How To Get Rid Of Bindweed In Washington?

Bindweed (Convolvulus arvensis), is a herbaceous perennial climber that will not only take over your plot/garden but also “strangle” other plants if left to it. Once it’s made its way into your garden it can be very difficult to get rid of.

It has shallow, fleshy roots that spread very quickly through the soil, and can go down up to 5 meters. Any bit of roots left while trying to eradicate the plant can grow into a new plant, and it can end up on your plot hidden in the roots of new plants, manure or soil. You can get more information regarding monsanto roundup cancer lawyers via http://www.monsantorounduplaw.com/washington-roundup-cancer-lawsuit/

Cultural control

Bindweed is extremely difficult to control organically – but with a couple of years persistent digging and hoeing it is possible to get rid of the plant.
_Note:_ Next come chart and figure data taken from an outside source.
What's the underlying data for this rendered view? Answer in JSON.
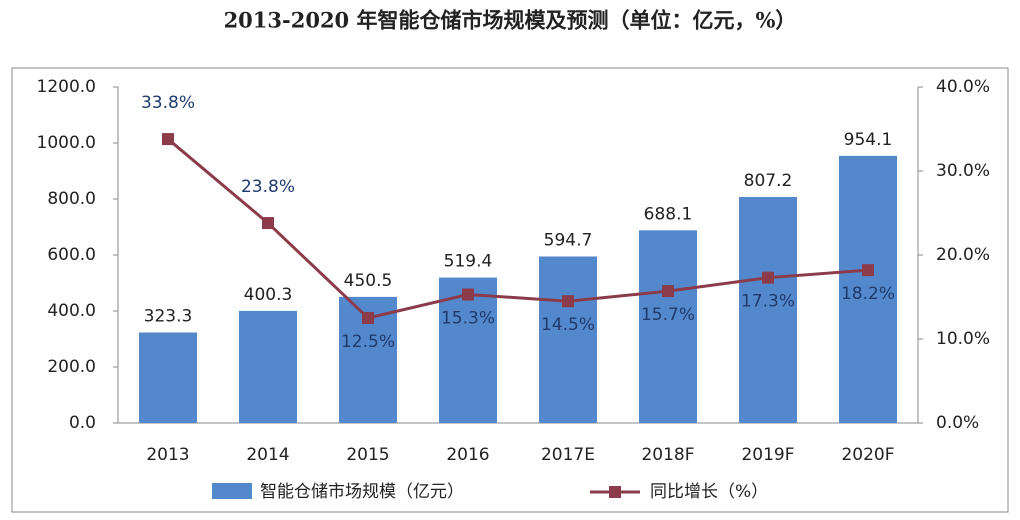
{
  "chart_data": {
    "type": "bar-line",
    "title": "2013-2020 年智能仓储市场规模及预测（单位：亿元，%）",
    "categories": [
      "2013",
      "2014",
      "2015",
      "2016",
      "2017E",
      "2018F",
      "2019F",
      "2020F"
    ],
    "series": [
      {
        "name": "智能仓储市场规模（亿元）",
        "type": "bar",
        "color": "#5389cc",
        "values": [
          323.3,
          400.3,
          450.5,
          519.4,
          594.7,
          688.1,
          807.2,
          954.1
        ]
      },
      {
        "name": "同比增长（%）",
        "type": "line",
        "axis": "y2",
        "color": "#8c3b4b",
        "values": [
          33.8,
          23.8,
          12.5,
          15.3,
          14.5,
          15.7,
          17.3,
          18.2
        ],
        "value_labels": [
          "33.8%",
          "23.8%",
          "12.5%",
          "15.3%",
          "14.5%",
          "15.7%",
          "17.3%",
          "18.2%"
        ]
      }
    ],
    "ylim": [
      0,
      1200
    ],
    "yticks": [
      {
        "value": 0,
        "label": "0.0"
      },
      {
        "value": 200,
        "label": "200.0"
      },
      {
        "value": 400,
        "label": "400.0"
      },
      {
        "value": 600,
        "label": "600.0"
      },
      {
        "value": 800,
        "label": "800.0"
      },
      {
        "value": 1000,
        "label": "1000.0"
      },
      {
        "value": 1200,
        "label": "1200.0"
      }
    ],
    "y2lim": [
      0,
      40
    ],
    "y2ticks": [
      {
        "value": 0,
        "label": "0.0%"
      },
      {
        "value": 10,
        "label": "10.0%"
      },
      {
        "value": 20,
        "label": "20.0%"
      },
      {
        "value": 30,
        "label": "30.0%"
      },
      {
        "value": 40,
        "label": "40.0%"
      }
    ],
    "grid": false,
    "legend": "bottom"
  }
}
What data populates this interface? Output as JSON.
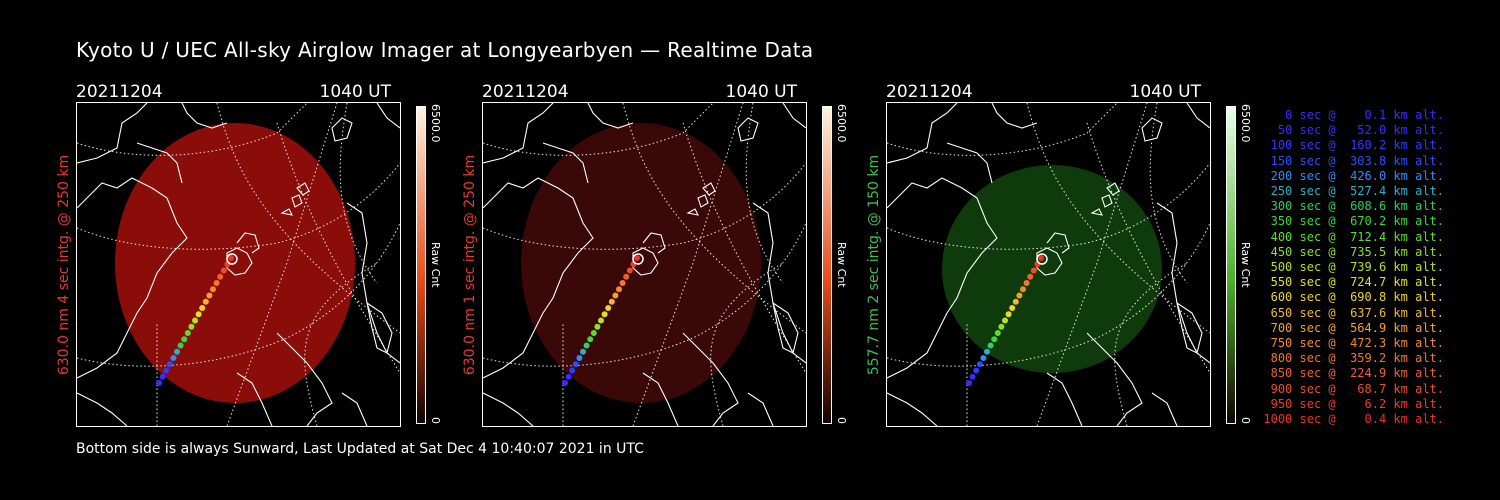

In saying that, though, it will readily spread from neighbouring plots if left untreated.

The first step in the war on bindweed is to get as much of the root system out as possible while digging your plot in autumn/winter. Next, you must consistently hoe out any shoots that try to come out in summer, as this will significantly weaken the roots for the coming season.

Chemical control

Bindweed is effectively and easily treated with a systemic glyphosate-based weedkiller, such as roundup. The problem lies in not killing other plants in the process. To avoid any other plants being affected by the weedkiller, make sure there’s no chance of the spray drifting onto them – or apply the weedkiller onto the leaves of the bindweed – using a paintbrush.